Demanding reparations for industrial pollution and adequate compensation for use of native lands, Indigenous activists in Peru shut down 11 wells in an Amazonian oil block on Tuesday.
According to the Spanish EFE news agency, native protesters led by the Federation of the Achuar and Urarina Indigenous Peoples of the Corrientes River (FECONACO) occupied 11 oil installations and seized control of the Trompeteros airport and three storage tanks in Lot 8, which is operated by Argentine energy firm Pluspetrol.
The protesters want clean water, compensation for oil pollution, and more pay for the use of native land, said Carlos Sandi, FECONACO chief.

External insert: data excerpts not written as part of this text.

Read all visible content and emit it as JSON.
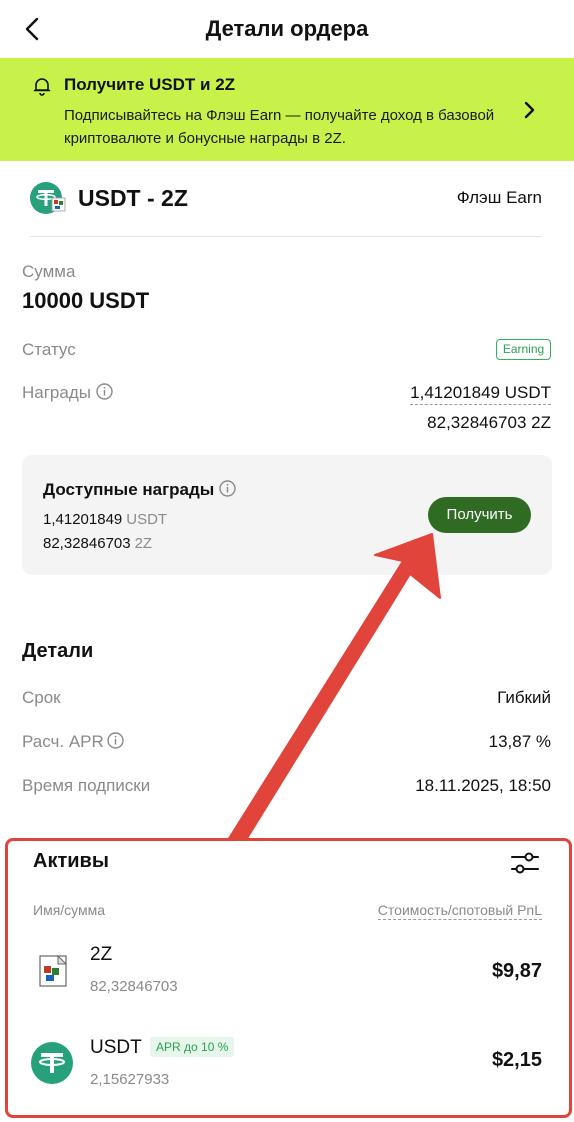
{
  "header": {
    "title": "Детали ордера",
    "back_icon": "chevron-left-icon"
  },
  "banner": {
    "title": "Получите USDT и 2Z",
    "text": "Подписывайтесь на Флэш Earn — получайте доход в базовой криптовалюте и бонусные награды в 2Z.",
    "background": "#c8f24a"
  },
  "product": {
    "name": "USDT - 2Z",
    "type": "Флэш Earn"
  },
  "summary": {
    "amount_label": "Сумма",
    "amount_value": "10000 USDT",
    "status_label": "Статус",
    "status_value": "Earning",
    "rewards_label": "Награды",
    "rewards_usdt": "1,41201849 USDT",
    "rewards_2z": "82,32846703 2Z"
  },
  "available": {
    "title": "Доступные награды",
    "usdt_amount": "1,41201849",
    "usdt_unit": "USDT",
    "z_amount": "82,32846703",
    "z_unit": "2Z",
    "claim_label": "Получить",
    "claim_color": "#2f6b22"
  },
  "details": {
    "title": "Детали",
    "term_label": "Срок",
    "term_value": "Гибкий",
    "apr_label": "Расч. APR",
    "apr_value": "13,87 %",
    "time_label": "Время подписки",
    "time_value": "18.11.2025, 18:50"
  },
  "assets": {
    "title": "Активы",
    "col_left": "Имя/сумма",
    "col_right": "Стоимость/спотовый PnL",
    "items": [
      {
        "name": "2Z",
        "amount": "82,32846703",
        "value": "$9,87",
        "icon": "2z-token-icon"
      },
      {
        "name": "USDT",
        "tag": "APR до 10 %",
        "amount": "2,15627933",
        "value": "$2,15",
        "icon": "usdt-token-icon"
      }
    ]
  },
  "annotation": {
    "color": "#e0443a"
  }
}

Reporting in February for Fusion, journalist Manuel Rueda wrote:
Over the past 15 years, dozens of villages located near oil wells in the Northwest of Peru have had to deal with similar oil spills that have poisoned rivers with dangerous levels of cadmium, lead and other toxic materials.
Pollution along the Marañon, Tigre, Corrientes and Pastaza rivers has reached such levels of toxicity that Peru’s Environment Ministry has declared all of them environmental emergency zones over the past two years.
“Many of our brothers have already died from poisoning,” Carlos Sandi, a leader of the Achuar tribe said during a recent visit to the capital city to meet with government officials. “In the 21st century, we cannot allow the Peruvian state to condemn indigenous people to death.”